SHORELINE CHANGE DUE TO CONSTRUCTION OF INTAKE BREAKWATERS OF WOLSUNG NUCLEAR POWER PLANT
Kyung-Duck Suh1 and Yong-Taek Oh2
1School of Civil, Urban, and Geosystem Engineering
Seoul National University Seoul, KOREA
2Korea Port Engineering Corp.
The Naari beach located at the southern part of the east coast of Korean Peninsula has experienced severe shoreline change during the first several years after the construction of the intake breakwaters of the Wolsung Nuclear Power Plant. The beach was largely accreted at the northern part, while severe erosion occurred at the southern part, eventually causing damage of the seawall behind the beach. In the present study, we analyze the shoreline change using aerial photographs taken before and after the construction of the nuclear power plant. Also a curvilinear-coordinate shoreline evolution model combined with a Cartesian-coordinate wave model is used to calculate the shoreline change, which is compared with the observed shoreline change through the analysis of the aerial photographs.

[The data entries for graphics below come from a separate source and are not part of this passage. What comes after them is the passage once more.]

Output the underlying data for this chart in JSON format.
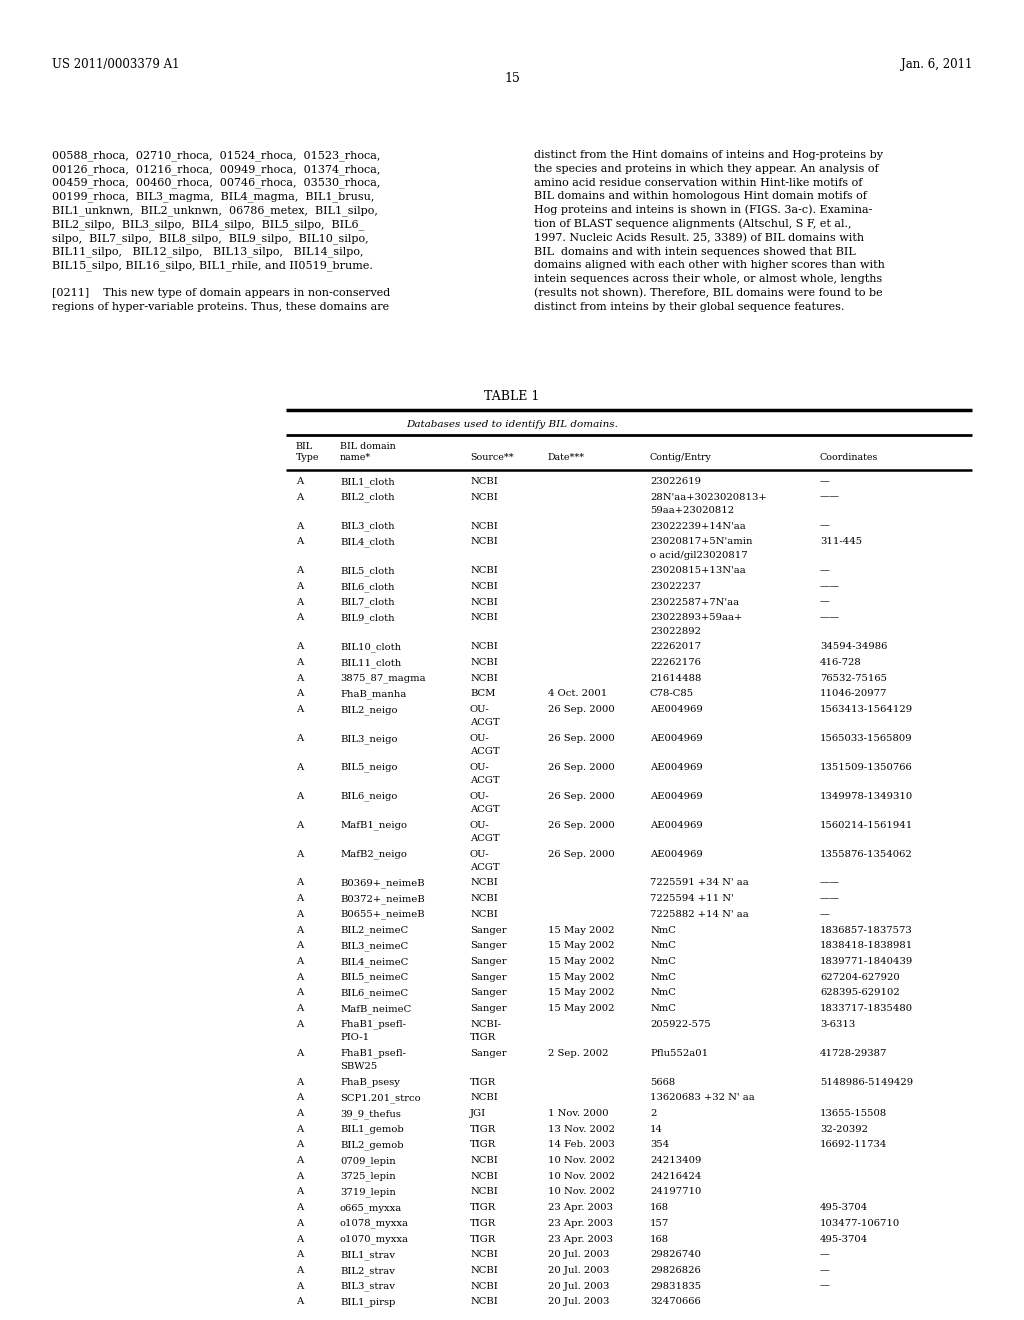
{
  "page_number": "15",
  "patent_number": "US 2011/0003379 A1",
  "patent_date": "Jan. 6, 2011",
  "table_title": "TABLE 1",
  "table_subtitle": "Databases used to identify BIL domains.",
  "bg_color": "#ffffff",
  "text_color": "#000000",
  "left_lines": [
    "00588_rhoca,  02710_rhoca,  01524_rhoca,  01523_rhoca,",
    "00126_rhoca,  01216_rhoca,  00949_rhoca,  01374_rhoca,",
    "00459_rhoca,  00460_rhoca,  00746_rhoca,  03530_rhoca,",
    "00199_rhoca,  BIL3_magma,  BIL4_magma,  BIL1_brusu,",
    "BIL1_unknwn,  BIL2_unknwn,  06786_metex,  BIL1_silpo,",
    "BIL2_silpo,  BIL3_silpo,  BIL4_silpo,  BIL5_silpo,  BIL6_",
    "silpo,  BIL7_silpo,  BIL8_silpo,  BIL9_silpo,  BIL10_silpo,",
    "BIL11_silpo,   BIL12_silpo,   BIL13_silpo,   BIL14_silpo,",
    "BIL15_silpo, BIL16_silpo, BIL1_rhile, and II0519_brume.",
    "",
    "[0211]    This new type of domain appears in non-conserved",
    "regions of hyper-variable proteins. Thus, these domains are"
  ],
  "right_lines": [
    "distinct from the Hint domains of inteins and Hog-proteins by",
    "the species and proteins in which they appear. An analysis of",
    "amino acid residue conservation within Hint-like motifs of",
    "BIL domains and within homologous Hint domain motifs of",
    "Hog proteins and inteins is shown in (FIGS. 3a-c). Examina-",
    "tion of BLAST sequence alignments (Altschul, S F, et al.,",
    "1997. Nucleic Acids Result. 25, 3389) of BIL domains with",
    "BIL  domains and with intein sequences showed that BIL",
    "domains aligned with each other with higher scores than with",
    "intein sequences across their whole, or almost whole, lengths",
    "(results not shown). Therefore, BIL domains were found to be",
    "distinct from inteins by their global sequence features."
  ],
  "rows": [
    {
      "type": "A",
      "name": "BIL1_cloth",
      "source": "NCBI",
      "date": "",
      "contig": "23022619",
      "coords": "—",
      "name_lines": 1,
      "source_lines": 1,
      "contig_lines": 1
    },
    {
      "type": "A",
      "name": "BIL2_cloth",
      "source": "NCBI",
      "date": "",
      "contig": "28N'aa+3023020813+",
      "contig2": "59aa+23020812",
      "coords": "——",
      "name_lines": 1,
      "source_lines": 1,
      "contig_lines": 2
    },
    {
      "type": "A",
      "name": "BIL3_cloth",
      "source": "NCBI",
      "date": "",
      "contig": "23022239+14N'aa",
      "coords": "—",
      "name_lines": 1,
      "source_lines": 1,
      "contig_lines": 1
    },
    {
      "type": "A",
      "name": "BIL4_cloth",
      "source": "NCBI",
      "date": "",
      "contig": "23020817+5N'amin",
      "contig2": "o acid/gil23020817",
      "coords": "311-445",
      "name_lines": 1,
      "source_lines": 1,
      "contig_lines": 2
    },
    {
      "type": "A",
      "name": "BIL5_cloth",
      "source": "NCBI",
      "date": "",
      "contig": "23020815+13N'aa",
      "coords": "—",
      "name_lines": 1,
      "source_lines": 1,
      "contig_lines": 1
    },
    {
      "type": "A",
      "name": "BIL6_cloth",
      "source": "NCBI",
      "date": "",
      "contig": "23022237",
      "coords": "——",
      "name_lines": 1,
      "source_lines": 1,
      "contig_lines": 1
    },
    {
      "type": "A",
      "name": "BIL7_cloth",
      "source": "NCBI",
      "date": "",
      "contig": "23022587+7N'aa",
      "coords": "—",
      "name_lines": 1,
      "source_lines": 1,
      "contig_lines": 1
    },
    {
      "type": "A",
      "name": "BIL9_cloth",
      "source": "NCBI",
      "date": "",
      "contig": "23022893+59aa+",
      "contig2": "23022892",
      "coords": "——",
      "name_lines": 1,
      "source_lines": 1,
      "contig_lines": 2
    },
    {
      "type": "A",
      "name": "BIL10_cloth",
      "source": "NCBI",
      "date": "",
      "contig": "22262017",
      "coords": "34594-34986",
      "name_lines": 1,
      "source_lines": 1,
      "contig_lines": 1
    },
    {
      "type": "A",
      "name": "BIL11_cloth",
      "source": "NCBI",
      "date": "",
      "contig": "22262176",
      "coords": "416-728",
      "name_lines": 1,
      "source_lines": 1,
      "contig_lines": 1
    },
    {
      "type": "A",
      "name": "3875_87_magma",
      "source": "NCBI",
      "date": "",
      "contig": "21614488",
      "coords": "76532-75165",
      "name_lines": 1,
      "source_lines": 1,
      "contig_lines": 1
    },
    {
      "type": "A",
      "name": "FhaB_manha",
      "source": "BCM",
      "date": "4 Oct. 2001",
      "contig": "C78-C85",
      "coords": "11046-20977",
      "name_lines": 1,
      "source_lines": 1,
      "contig_lines": 1
    },
    {
      "type": "A",
      "name": "BIL2_neigo",
      "source": "OU-",
      "source2": "ACGT",
      "date": "26 Sep. 2000",
      "contig": "AE004969",
      "coords": "1563413-1564129",
      "name_lines": 1,
      "source_lines": 2,
      "contig_lines": 1
    },
    {
      "type": "A",
      "name": "BIL3_neigo",
      "source": "OU-",
      "source2": "ACGT",
      "date": "26 Sep. 2000",
      "contig": "AE004969",
      "coords": "1565033-1565809",
      "name_lines": 1,
      "source_lines": 2,
      "contig_lines": 1
    },
    {
      "type": "A",
      "name": "BIL5_neigo",
      "source": "OU-",
      "source2": "ACGT",
      "date": "26 Sep. 2000",
      "contig": "AE004969",
      "coords": "1351509-1350766",
      "name_lines": 1,
      "source_lines": 2,
      "contig_lines": 1
    },
    {
      "type": "A",
      "name": "BIL6_neigo",
      "source": "OU-",
      "source2": "ACGT",
      "date": "26 Sep. 2000",
      "contig": "AE004969",
      "coords": "1349978-1349310",
      "name_lines": 1,
      "source_lines": 2,
      "contig_lines": 1
    },
    {
      "type": "A",
      "name": "MafB1_neigo",
      "source": "OU-",
      "source2": "ACGT",
      "date": "26 Sep. 2000",
      "contig": "AE004969",
      "coords": "1560214-1561941",
      "name_lines": 1,
      "source_lines": 2,
      "contig_lines": 1
    },
    {
      "type": "A",
      "name": "MafB2_neigo",
      "source": "OU-",
      "source2": "ACGT",
      "date": "26 Sep. 2000",
      "contig": "AE004969",
      "coords": "1355876-1354062",
      "name_lines": 1,
      "source_lines": 2,
      "contig_lines": 1
    },
    {
      "type": "A",
      "name": "B0369+_neimeB",
      "source": "NCBI",
      "date": "",
      "contig": "7225591 +34 N' aa",
      "coords": "——",
      "name_lines": 1,
      "source_lines": 1,
      "contig_lines": 1
    },
    {
      "type": "A",
      "name": "B0372+_neimeB",
      "source": "NCBI",
      "date": "",
      "contig": "7225594 +11 N'",
      "coords": "——",
      "name_lines": 1,
      "source_lines": 1,
      "contig_lines": 1
    },
    {
      "type": "A",
      "name": "B0655+_neimeB",
      "source": "NCBI",
      "date": "",
      "contig": "7225882 +14 N' aa",
      "coords": "—",
      "name_lines": 1,
      "source_lines": 1,
      "contig_lines": 1
    },
    {
      "type": "A",
      "name": "BIL2_neimeC",
      "source": "Sanger",
      "date": "15 May 2002",
      "contig": "NmC",
      "coords": "1836857-1837573",
      "name_lines": 1,
      "source_lines": 1,
      "contig_lines": 1
    },
    {
      "type": "A",
      "name": "BIL3_neimeC",
      "source": "Sanger",
      "date": "15 May 2002",
      "contig": "NmC",
      "coords": "1838418-1838981",
      "name_lines": 1,
      "source_lines": 1,
      "contig_lines": 1
    },
    {
      "type": "A",
      "name": "BIL4_neimeC",
      "source": "Sanger",
      "date": "15 May 2002",
      "contig": "NmC",
      "coords": "1839771-1840439",
      "name_lines": 1,
      "source_lines": 1,
      "contig_lines": 1
    },
    {
      "type": "A",
      "name": "BIL5_neimeC",
      "source": "Sanger",
      "date": "15 May 2002",
      "contig": "NmC",
      "coords": "627204-627920",
      "name_lines": 1,
      "source_lines": 1,
      "contig_lines": 1
    },
    {
      "type": "A",
      "name": "BIL6_neimeC",
      "source": "Sanger",
      "date": "15 May 2002",
      "contig": "NmC",
      "coords": "628395-629102",
      "name_lines": 1,
      "source_lines": 1,
      "contig_lines": 1
    },
    {
      "type": "A",
      "name": "MafB_neimeC",
      "source": "Sanger",
      "date": "15 May 2002",
      "contig": "NmC",
      "coords": "1833717-1835480",
      "name_lines": 1,
      "source_lines": 1,
      "contig_lines": 1
    },
    {
      "type": "A",
      "name": "FhaB1_psefl-",
      "name2": "PIO-1",
      "source": "NCBI-",
      "source2": "TIGR",
      "date": "",
      "contig": "205922-575",
      "coords": "3-6313",
      "name_lines": 2,
      "source_lines": 2,
      "contig_lines": 1
    },
    {
      "type": "A",
      "name": "FhaB1_psefl-",
      "name2": "SBW25",
      "source": "Sanger",
      "date": "2 Sep. 2002",
      "contig": "Pflu552a01",
      "coords": "41728-29387",
      "name_lines": 2,
      "source_lines": 1,
      "contig_lines": 1
    },
    {
      "type": "A",
      "name": "FhaB_psesy",
      "source": "TIGR",
      "date": "",
      "contig": "5668",
      "coords": "5148986-5149429",
      "name_lines": 1,
      "source_lines": 1,
      "contig_lines": 1
    },
    {
      "type": "A",
      "name": "SCP1.201_strco",
      "source": "NCBI",
      "date": "",
      "contig": "13620683 +32 N' aa",
      "coords": "",
      "name_lines": 1,
      "source_lines": 1,
      "contig_lines": 1
    },
    {
      "type": "A",
      "name": "39_9_thefus",
      "source": "JGI",
      "date": "1 Nov. 2000",
      "contig": "2",
      "coords": "13655-15508",
      "name_lines": 1,
      "source_lines": 1,
      "contig_lines": 1
    },
    {
      "type": "A",
      "name": "BIL1_gemob",
      "source": "TIGR",
      "date": "13 Nov. 2002",
      "contig": "14",
      "coords": "32-20392",
      "name_lines": 1,
      "source_lines": 1,
      "contig_lines": 1
    },
    {
      "type": "A",
      "name": "BIL2_gemob",
      "source": "TIGR",
      "date": "14 Feb. 2003",
      "contig": "354",
      "coords": "16692-11734",
      "name_lines": 1,
      "source_lines": 1,
      "contig_lines": 1
    },
    {
      "type": "A",
      "name": "0709_lepin",
      "source": "NCBI",
      "date": "10 Nov. 2002",
      "contig": "24213409",
      "coords": "",
      "name_lines": 1,
      "source_lines": 1,
      "contig_lines": 1
    },
    {
      "type": "A",
      "name": "3725_lepin",
      "source": "NCBI",
      "date": "10 Nov. 2002",
      "contig": "24216424",
      "coords": "",
      "name_lines": 1,
      "source_lines": 1,
      "contig_lines": 1
    },
    {
      "type": "A",
      "name": "3719_lepin",
      "source": "NCBI",
      "date": "10 Nov. 2002",
      "contig": "24197710",
      "coords": "",
      "name_lines": 1,
      "source_lines": 1,
      "contig_lines": 1
    },
    {
      "type": "A",
      "name": "o665_myxxa",
      "source": "TIGR",
      "date": "23 Apr. 2003",
      "contig": "168",
      "coords": "495-3704",
      "name_lines": 1,
      "source_lines": 1,
      "contig_lines": 1
    },
    {
      "type": "A",
      "name": "o1078_myxxa",
      "source": "TIGR",
      "date": "23 Apr. 2003",
      "contig": "157",
      "coords": "103477-106710",
      "name_lines": 1,
      "source_lines": 1,
      "contig_lines": 1
    },
    {
      "type": "A",
      "name": "o1070_myxxa",
      "source": "TIGR",
      "date": "23 Apr. 2003",
      "contig": "168",
      "coords": "495-3704",
      "name_lines": 1,
      "source_lines": 1,
      "contig_lines": 1
    },
    {
      "type": "A",
      "name": "BIL1_strav",
      "source": "NCBI",
      "date": "20 Jul. 2003",
      "contig": "29826740",
      "coords": "—",
      "name_lines": 1,
      "source_lines": 1,
      "contig_lines": 1
    },
    {
      "type": "A",
      "name": "BIL2_strav",
      "source": "NCBI",
      "date": "20 Jul. 2003",
      "contig": "29826826",
      "coords": "—",
      "name_lines": 1,
      "source_lines": 1,
      "contig_lines": 1
    },
    {
      "type": "A",
      "name": "BIL3_strav",
      "source": "NCBI",
      "date": "20 Jul. 2003",
      "contig": "29831835",
      "coords": "—",
      "name_lines": 1,
      "source_lines": 1,
      "contig_lines": 1
    },
    {
      "type": "A",
      "name": "BIL1_pirsp",
      "source": "NCBI",
      "date": "20 Jul. 2003",
      "contig": "32470666",
      "coords": "",
      "name_lines": 1,
      "source_lines": 1,
      "contig_lines": 1
    }
  ]
}
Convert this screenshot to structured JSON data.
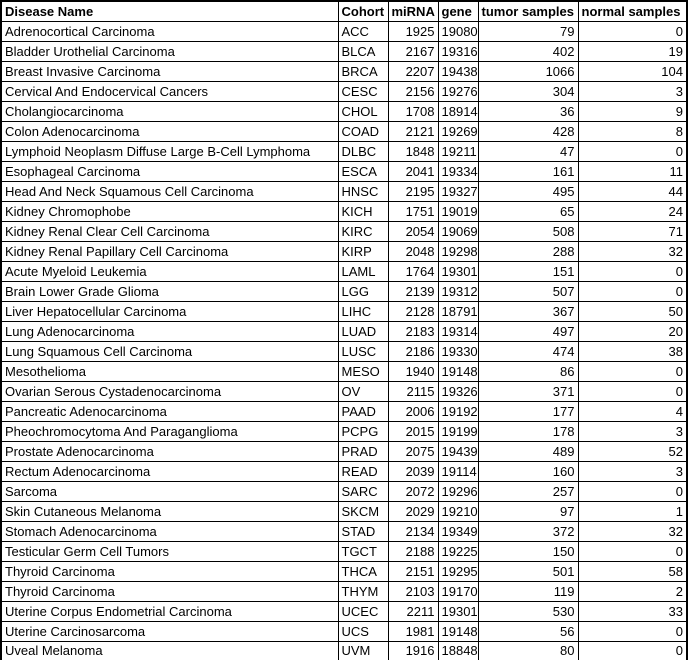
{
  "colors": {
    "background": "#ffffff",
    "gridline": "#000000",
    "text": "#000000"
  },
  "table": {
    "columns": [
      {
        "key": "disease",
        "label": "Disease Name",
        "align": "left"
      },
      {
        "key": "cohort",
        "label": "Cohort",
        "align": "left"
      },
      {
        "key": "mirna",
        "label": "miRNA",
        "align": "right"
      },
      {
        "key": "gene",
        "label": "gene",
        "align": "right"
      },
      {
        "key": "tumor",
        "label": "tumor samples",
        "align": "right"
      },
      {
        "key": "normal",
        "label": "normal samples",
        "align": "right"
      }
    ],
    "rows": [
      [
        "Adrenocortical Carcinoma",
        "ACC",
        1925,
        19080,
        79,
        0
      ],
      [
        "Bladder Urothelial Carcinoma",
        "BLCA",
        2167,
        19316,
        402,
        19
      ],
      [
        "Breast Invasive Carcinoma",
        "BRCA",
        2207,
        19438,
        1066,
        104
      ],
      [
        "Cervical And Endocervical Cancers",
        "CESC",
        2156,
        19276,
        304,
        3
      ],
      [
        "Cholangiocarcinoma",
        "CHOL",
        1708,
        18914,
        36,
        9
      ],
      [
        "Colon Adenocarcinoma",
        "COAD",
        2121,
        19269,
        428,
        8
      ],
      [
        "Lymphoid Neoplasm Diffuse Large B-Cell Lymphoma",
        "DLBC",
        1848,
        19211,
        47,
        0
      ],
      [
        "Esophageal Carcinoma",
        "ESCA",
        2041,
        19334,
        161,
        11
      ],
      [
        "Head And Neck Squamous Cell Carcinoma",
        "HNSC",
        2195,
        19327,
        495,
        44
      ],
      [
        "Kidney Chromophobe",
        "KICH",
        1751,
        19019,
        65,
        24
      ],
      [
        "Kidney Renal Clear Cell Carcinoma",
        "KIRC",
        2054,
        19069,
        508,
        71
      ],
      [
        "Kidney Renal Papillary Cell Carcinoma",
        "KIRP",
        2048,
        19298,
        288,
        32
      ],
      [
        "Acute Myeloid Leukemia",
        "LAML",
        1764,
        19301,
        151,
        0
      ],
      [
        "Brain Lower Grade Glioma",
        "LGG",
        2139,
        19312,
        507,
        0
      ],
      [
        "Liver Hepatocellular Carcinoma",
        "LIHC",
        2128,
        18791,
        367,
        50
      ],
      [
        "Lung Adenocarcinoma",
        "LUAD",
        2183,
        19314,
        497,
        20
      ],
      [
        "Lung Squamous Cell Carcinoma",
        "LUSC",
        2186,
        19330,
        474,
        38
      ],
      [
        "Mesothelioma",
        "MESO",
        1940,
        19148,
        86,
        0
      ],
      [
        "Ovarian Serous Cystadenocarcinoma",
        "OV",
        2115,
        19326,
        371,
        0
      ],
      [
        "Pancreatic Adenocarcinoma",
        "PAAD",
        2006,
        19192,
        177,
        4
      ],
      [
        "Pheochromocytoma And Paraganglioma",
        "PCPG",
        2015,
        19199,
        178,
        3
      ],
      [
        "Prostate Adenocarcinoma",
        "PRAD",
        2075,
        19439,
        489,
        52
      ],
      [
        "Rectum Adenocarcinoma",
        "READ",
        2039,
        19114,
        160,
        3
      ],
      [
        "Sarcoma",
        "SARC",
        2072,
        19296,
        257,
        0
      ],
      [
        "Skin Cutaneous Melanoma",
        "SKCM",
        2029,
        19210,
        97,
        1
      ],
      [
        "Stomach Adenocarcinoma",
        "STAD",
        2134,
        19349,
        372,
        32
      ],
      [
        "Testicular Germ Cell Tumors",
        "TGCT",
        2188,
        19225,
        150,
        0
      ],
      [
        "Thyroid Carcinoma",
        "THCA",
        2151,
        19295,
        501,
        58
      ],
      [
        "Thyroid Carcinoma",
        "THYM",
        2103,
        19170,
        119,
        2
      ],
      [
        "Uterine Corpus Endometrial Carcinoma",
        "UCEC",
        2211,
        19301,
        530,
        33
      ],
      [
        "Uterine Carcinosarcoma",
        "UCS",
        1981,
        19148,
        56,
        0
      ],
      [
        "Uveal Melanoma",
        "UVM",
        1916,
        18848,
        80,
        0
      ]
    ]
  }
}
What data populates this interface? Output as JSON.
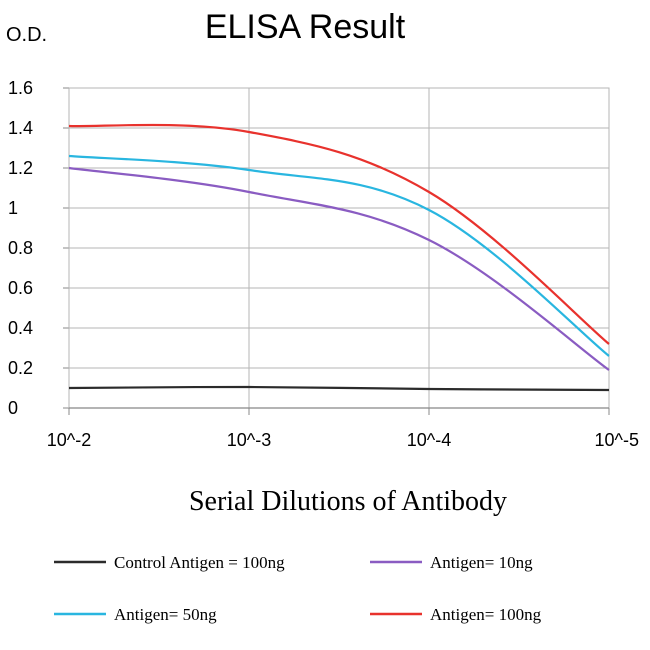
{
  "chart_data": {
    "type": "line",
    "title": "ELISA Result",
    "ylabel": "O.D.",
    "xlabel": "Serial Dilutions of Antibody",
    "categories": [
      "10^-2",
      "10^-3",
      "10^-4",
      "10^-5"
    ],
    "ylim": [
      0,
      1.6
    ],
    "yticks": [
      "1.6",
      "1.4",
      "1.2",
      "1",
      "0.8",
      "0.6",
      "0.4",
      "0.2",
      "0"
    ],
    "ytick_values": [
      1.6,
      1.4,
      1.2,
      1.0,
      0.8,
      0.6,
      0.4,
      0.2,
      0
    ],
    "grid": true,
    "legend_position": "bottom",
    "series": [
      {
        "name": "Control Antigen = 100ng",
        "color": "#2b2b2b",
        "values": [
          0.1,
          0.105,
          0.095,
          0.09
        ]
      },
      {
        "name": "Antigen= 10ng",
        "color": "#8a5cc2",
        "values": [
          1.2,
          1.08,
          0.84,
          0.19
        ]
      },
      {
        "name": "Antigen= 50ng",
        "color": "#29b6e0",
        "values": [
          1.26,
          1.19,
          0.99,
          0.26
        ]
      },
      {
        "name": "Antigen= 100ng",
        "color": "#e8322d",
        "values": [
          1.41,
          1.38,
          1.08,
          0.32
        ]
      }
    ]
  }
}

The Wolsung nuclear power plant is located at the southern part of the east coast of Korean peninsula as shown in Figure 1. It has intake breakwaters in the south, and outfall breakwaters in the north. The Naari beach is located to the south of the nuclear power plant. The intake breakwaters were completed on September 24, 1979. After the intake breakwaters were constructed, severe erosion occurred at the southern part of the Naari beach, whereas severe accretion occurred at its northern part. Figure 2 shows several photographs of the beach. The upper left photo is the view from the center of the beach to the north. The power plant buildings are shown in the middle, and the intake breakwaters extended to the right. The upper right is the view from the center of the beach to the south. The lower right shows the southern end of the beach, where the beach is very narrow because severe erosion occurred there. The beach material consists of gravel and coarse sand on the beach as shown in the lower left photo, but it changes to fine sand in deeper water.
The purpose of the present study is to calculate the shoreline change using
a numerical model and to compare the results with the measurement. Because there is no direct measurement
data of the shoreline change, we used the aerial photographs taken by the National Geography Institute,
Ministry of Construction and Transportation, Korea, before and after the construction of the nuclear power
plant. A curvilinear-coordinate shoreline evolution model combined with the RCPWAVE model (Ebersole
et al., 1986
) is used to calculate the shoreline change. The wave hindcasting data of the Korea Ocean
Research and Development Institute are used to provide the RCPWAVE model with the offshore boundary wave
Figure 1. Site map of Wolsung nuclear power plant and Naari beach
Figure 2. Photographs of Naari beach
ANALYSIS OF SHORELINE CHANGE USING AERIAL PHOTOGRAPHS
Figure 3 shows the aerial photographs taken by the National Geography Institute almost every five years. We can see that the intake breakwaters were expanded between 1993 and 1996. In the photographs taken in 1993 and 1996, it is very hard to read the shoreline data because of severe wave breaking. Therefore, these were not included in the analysis of shoreline change.
Figure 3. Aerial photographs
We cannot immediately use the aerial photographs as shown in Figure 3 because each of them was taken from a different altitude and at a different angle. In order to make use of the aerial photographs, first we have to make the geometric correction of the original photographs such that the image of the photograph and the real topography become similar figures. This correction process is called rectification. We used the image-processing program, Imagine version 8.4 of ERDAS, digital maps, and topographical maps of 1:5,000 scale for the rectification. Figure 4 shows examples of the rectified image of the photographs. As one can see, between 1977 and 1982, severe erosion occurred at the southern part, whereas severe accretion occurred at the northern part.
Figure 4. Rectified images of aerial photographs
Figure 5. Shoreline change between 1977 and 2001
Figure 5 shows the shoreline change between 1977 and 2001. The shoreline changed significantly between 1977 and 1982, but only minor change occurred after 1982. Since the intake breakwaters of the nuclear power plant were completed in 1979, we could say that the significant shoreline change was caused by the construction of the intake breakwaters. Therefore, in this study, we calculate the shoreline change for the three years from September 1979, when the intake breakwaters were completed, to October 1982 when the first aerial photograph was taken after the construction of the breakwaters.